Mortgage protection insurance has quite a narrow scope. It may be able to cover your mortgage expenses, but it may do so at the cost of other immediate financial needs.

More Cash Out of Pocket

The premium paid for the MPI is an added expense for you, particularly if you already have a life insurance policy. Hence, most people consider MPI as an optional insurance policy.

Limited Benefits in Some Cases

If you have almost paid out your mortgage, then getting MPI may not be worth your while. It’s better to save that money for retirement or an emergency fund.

Decreasing Death Benefit

The policy also has a declining payout. It means that with time, you will be paying the same amount of premium, but you’ll be getting less and less coverage as the mortgage pays itself off.

Lack of Flexibility

Although the death benefit can take the financial burden off your family, they may still be left with other expenses that they cannot afford, including medical bills and college tuition.

High Price

Mortgage protection insurance is more expensive than a traditional life insurance policy for a person who is in good health. Typically, the premium may be double that of a term life insurance plan.

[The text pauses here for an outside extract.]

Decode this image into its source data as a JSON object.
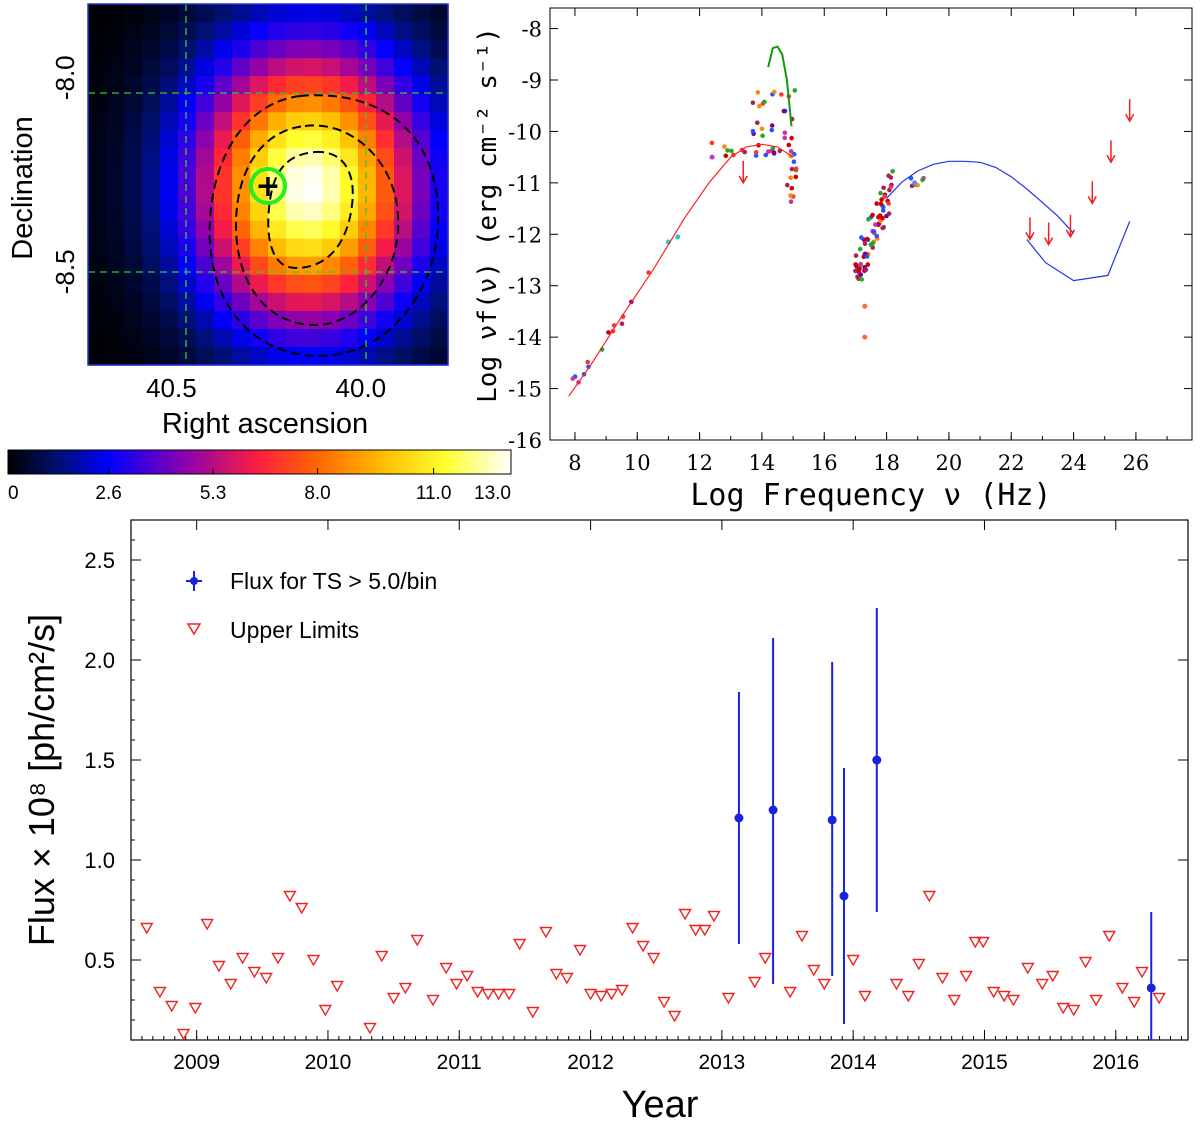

How Much Does Mortgage Protection Insurance Usually Cost?

The cost of mortgage protection insurance varies and depends on such factors as:

  • Your age
  • Your occupation
  • Geographical location
  • Policy coverage and duration

In most cases, the younger you are and the smaller the policy coverage, the less you will have to pay.

Mortgage protection insurance providers may charge you premiums as low as $5.5 per month for policies between $50,000 and $350,000. However, premiums can also be as high as $75 per month.

Moreover, the average cost of mortgage protection insurance is often twice higher than a traditional term life policy.

Is It Worth Getting Mortgage Protection Insurance?

If you have frequent health issues or you are a senior citizen, it can be difficult to get a good life insurance policy at affordable rates. That’s when mortgage protection insurance can be your best and even only option. To find the right policy that matches your needs, you should research the best mortgage protection insurance companies. 

However, before you do that, you must look at traditional term life insurance policies first. A term life policy can provide you more bang for your buck than MPI. It can offer you more flexibility by allowing you to choose your policy length and the coverage amount. It may also be cheaper than mortgage protection insurance. Therefore, it is worth comparing term life insurance and mortgage protection insurance quotes to see which of them is the best value for your money.

FAQs

Is mortgage protection the same as life insurance?

Mortgage protection insurance and life insurance policies have several differences. Mortgage protection insurance is designed specifically to pay off the mortgage in case of the policyholder’s death. The payout is sent directly to the lender rather than the beneficiaries. In addition, since your mortgage will decrease over time, the death benefit will also decrease, but the premiums will stay the same.

By contrast, a life insurance policy is designed to provide financial independence to your beneficiaries. Since the death benefit goes directly to the beneficiaries, they can use it to pay various expenses, including mortgage payments. Hence, a life insurance policy is more flexible, offering financial freedom to the beneficiaries.

What is mortgage protection insurance, and how does it work?

Mortgage protection insurance is a kind of insurance policy that pays off your mortgage in case of your death. Unlike life insurance, the beneficiary here is the lender. Therefore, the lender receives all the payout. 

Should I take out mortgage protection insurance?

It really depends on your circumstances. Since mortgage protection insurance can be used only to pay off the mortgage, most people prefer a traditional life insurance policy that offers them more flexibility to use the death benefit as they wish.

However, suppose you cannot buy a term life insurance policy because of age or health issues. In that case, mortgage protection insurance can at least provide you coverage to pay off the balance on your home in case of your death.